As you explore your industry, you will find mentions of specific companies - whether because they dominate the market cap, release an industry-changing product, or otherwise impact the story of that industry. It may become useful to dig deeper into some of these companies in order to gain more insights into the industry itself. 

If you determine that you need more details on a company than what you may find in an industry-specific resource, explore the company-specific research strategies and resources below.

Company Search Strategies

1. When researching a specific company, learn its full and official name. While knowing the common name (e.g., Sprouts, Boeing) can often suffice, some library databases are picky and require the official name (e.g., Sprouts Farmers Market, Inc., The Boeing Company) to return any results. Knowing its full name will also help you disambiguate search results to find the right company.

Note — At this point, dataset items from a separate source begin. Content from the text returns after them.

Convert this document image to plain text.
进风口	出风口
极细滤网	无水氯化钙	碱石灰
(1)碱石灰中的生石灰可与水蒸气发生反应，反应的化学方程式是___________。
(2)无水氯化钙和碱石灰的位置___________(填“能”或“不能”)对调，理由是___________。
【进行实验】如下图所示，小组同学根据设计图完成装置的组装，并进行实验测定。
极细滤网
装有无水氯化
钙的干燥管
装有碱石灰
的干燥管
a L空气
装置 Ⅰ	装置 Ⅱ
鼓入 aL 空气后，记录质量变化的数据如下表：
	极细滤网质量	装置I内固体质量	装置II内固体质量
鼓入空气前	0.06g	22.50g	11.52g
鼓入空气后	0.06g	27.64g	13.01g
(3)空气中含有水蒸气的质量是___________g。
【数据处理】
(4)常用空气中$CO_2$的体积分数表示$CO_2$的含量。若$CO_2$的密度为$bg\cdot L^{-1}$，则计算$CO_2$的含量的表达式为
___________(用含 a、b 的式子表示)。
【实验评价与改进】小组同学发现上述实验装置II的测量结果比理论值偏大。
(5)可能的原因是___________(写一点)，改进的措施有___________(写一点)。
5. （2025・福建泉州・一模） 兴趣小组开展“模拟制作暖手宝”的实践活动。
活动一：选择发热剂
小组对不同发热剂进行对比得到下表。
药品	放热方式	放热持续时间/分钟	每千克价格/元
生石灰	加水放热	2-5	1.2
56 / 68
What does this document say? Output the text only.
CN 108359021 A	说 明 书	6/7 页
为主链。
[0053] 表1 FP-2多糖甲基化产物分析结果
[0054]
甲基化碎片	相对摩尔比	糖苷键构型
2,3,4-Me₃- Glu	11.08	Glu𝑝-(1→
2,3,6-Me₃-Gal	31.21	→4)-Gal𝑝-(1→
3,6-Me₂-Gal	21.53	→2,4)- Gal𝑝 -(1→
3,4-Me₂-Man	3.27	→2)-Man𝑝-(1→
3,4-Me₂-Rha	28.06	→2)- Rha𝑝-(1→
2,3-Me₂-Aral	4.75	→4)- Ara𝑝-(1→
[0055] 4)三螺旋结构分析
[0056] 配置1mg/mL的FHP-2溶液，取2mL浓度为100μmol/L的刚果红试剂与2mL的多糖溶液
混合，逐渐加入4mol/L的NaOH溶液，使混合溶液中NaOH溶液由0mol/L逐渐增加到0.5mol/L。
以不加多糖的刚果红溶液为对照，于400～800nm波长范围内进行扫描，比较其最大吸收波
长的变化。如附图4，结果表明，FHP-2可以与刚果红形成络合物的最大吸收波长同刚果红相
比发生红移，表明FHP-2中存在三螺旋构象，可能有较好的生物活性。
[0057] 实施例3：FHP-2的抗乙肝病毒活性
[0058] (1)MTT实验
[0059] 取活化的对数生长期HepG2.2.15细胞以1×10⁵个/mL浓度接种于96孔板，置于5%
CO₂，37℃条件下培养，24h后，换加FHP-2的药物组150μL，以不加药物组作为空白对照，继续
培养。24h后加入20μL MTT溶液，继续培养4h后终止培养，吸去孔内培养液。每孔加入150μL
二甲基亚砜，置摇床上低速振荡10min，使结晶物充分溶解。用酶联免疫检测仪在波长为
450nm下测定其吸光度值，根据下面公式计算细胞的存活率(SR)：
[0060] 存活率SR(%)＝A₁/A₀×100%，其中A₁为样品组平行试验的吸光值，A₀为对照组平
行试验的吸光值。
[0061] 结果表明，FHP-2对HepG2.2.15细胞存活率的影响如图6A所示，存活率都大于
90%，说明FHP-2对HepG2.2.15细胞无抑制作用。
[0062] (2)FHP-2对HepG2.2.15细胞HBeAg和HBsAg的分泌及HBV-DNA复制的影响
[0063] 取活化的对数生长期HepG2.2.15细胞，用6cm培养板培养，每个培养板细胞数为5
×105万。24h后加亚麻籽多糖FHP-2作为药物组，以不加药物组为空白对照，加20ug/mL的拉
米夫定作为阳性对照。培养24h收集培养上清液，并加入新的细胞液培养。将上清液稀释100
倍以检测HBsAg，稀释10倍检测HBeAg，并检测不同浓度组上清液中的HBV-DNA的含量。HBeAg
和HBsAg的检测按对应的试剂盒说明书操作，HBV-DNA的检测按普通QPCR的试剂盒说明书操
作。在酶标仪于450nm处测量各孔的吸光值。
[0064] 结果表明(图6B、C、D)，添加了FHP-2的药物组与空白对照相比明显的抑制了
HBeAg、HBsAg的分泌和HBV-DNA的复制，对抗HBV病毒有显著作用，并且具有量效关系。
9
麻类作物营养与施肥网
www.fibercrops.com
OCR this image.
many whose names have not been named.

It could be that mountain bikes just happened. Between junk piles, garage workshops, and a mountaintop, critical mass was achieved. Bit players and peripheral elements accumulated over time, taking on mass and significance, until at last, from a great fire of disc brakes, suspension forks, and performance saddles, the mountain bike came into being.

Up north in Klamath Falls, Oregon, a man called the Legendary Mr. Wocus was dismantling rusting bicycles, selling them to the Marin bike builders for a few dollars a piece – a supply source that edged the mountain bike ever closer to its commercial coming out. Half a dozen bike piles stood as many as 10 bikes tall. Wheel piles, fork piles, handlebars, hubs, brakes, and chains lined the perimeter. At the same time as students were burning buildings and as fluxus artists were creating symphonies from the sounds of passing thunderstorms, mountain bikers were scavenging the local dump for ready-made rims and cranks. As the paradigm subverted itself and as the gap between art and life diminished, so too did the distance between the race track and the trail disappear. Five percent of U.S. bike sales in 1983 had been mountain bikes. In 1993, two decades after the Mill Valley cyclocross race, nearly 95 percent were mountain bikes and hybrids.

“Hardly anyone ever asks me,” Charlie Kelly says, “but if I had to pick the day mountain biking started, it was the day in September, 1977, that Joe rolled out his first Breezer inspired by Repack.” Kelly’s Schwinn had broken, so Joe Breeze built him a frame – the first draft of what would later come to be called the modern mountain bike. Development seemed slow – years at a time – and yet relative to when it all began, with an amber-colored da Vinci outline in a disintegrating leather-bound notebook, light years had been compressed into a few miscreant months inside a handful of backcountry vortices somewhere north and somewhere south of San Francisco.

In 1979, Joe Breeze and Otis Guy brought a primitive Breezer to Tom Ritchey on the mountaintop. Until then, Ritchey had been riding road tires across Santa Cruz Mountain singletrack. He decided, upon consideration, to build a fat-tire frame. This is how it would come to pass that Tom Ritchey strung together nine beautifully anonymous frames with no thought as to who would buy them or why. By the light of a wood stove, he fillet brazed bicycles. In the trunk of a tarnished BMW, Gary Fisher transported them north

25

2. Learn if the company is publicly traded or privately held. Certain data are less prevalent on US private companies because, unlike public companies, they are not required to report their financials to the SEC (Securities and Exchange Commission). Therefore, information from news articles, industry reports, and public competitors is extremely valuable in order to better flesh out a private company's position. 

3. If the company is public, learn its ticker symbol. Performing a simple search (in something like Google) with the company's name + stock ticker (e.g., Salesforce stock ticker) should bring it up immediately (e.g., Salesforce = CRM, Sprouts = SFM, Boeing = BA). The ticker will often be useful as a search term in business databases, whether in lieu of or in addition to the company's name. That said, most interdisciplinary databases (JSTOR, ProQuest, etc.) do NOT index ticker symbols and will not understand them. Become comfortable with trial and error and try multiple variations of your search terms.

4. Learn where the company is headquartered. Just as with the full name and ticker symbol, knowing the company's headquarters location will help you identify the right company when your search results in dozens or hundreds of similarly-named companies.

5. If the company is private, you may benefit from identifying a public "proxy company" of comparable size in the same industry. Use this proxy company (and possibly another) to help estimate details like financials that may be difficult if not impossible to uncover for the private company.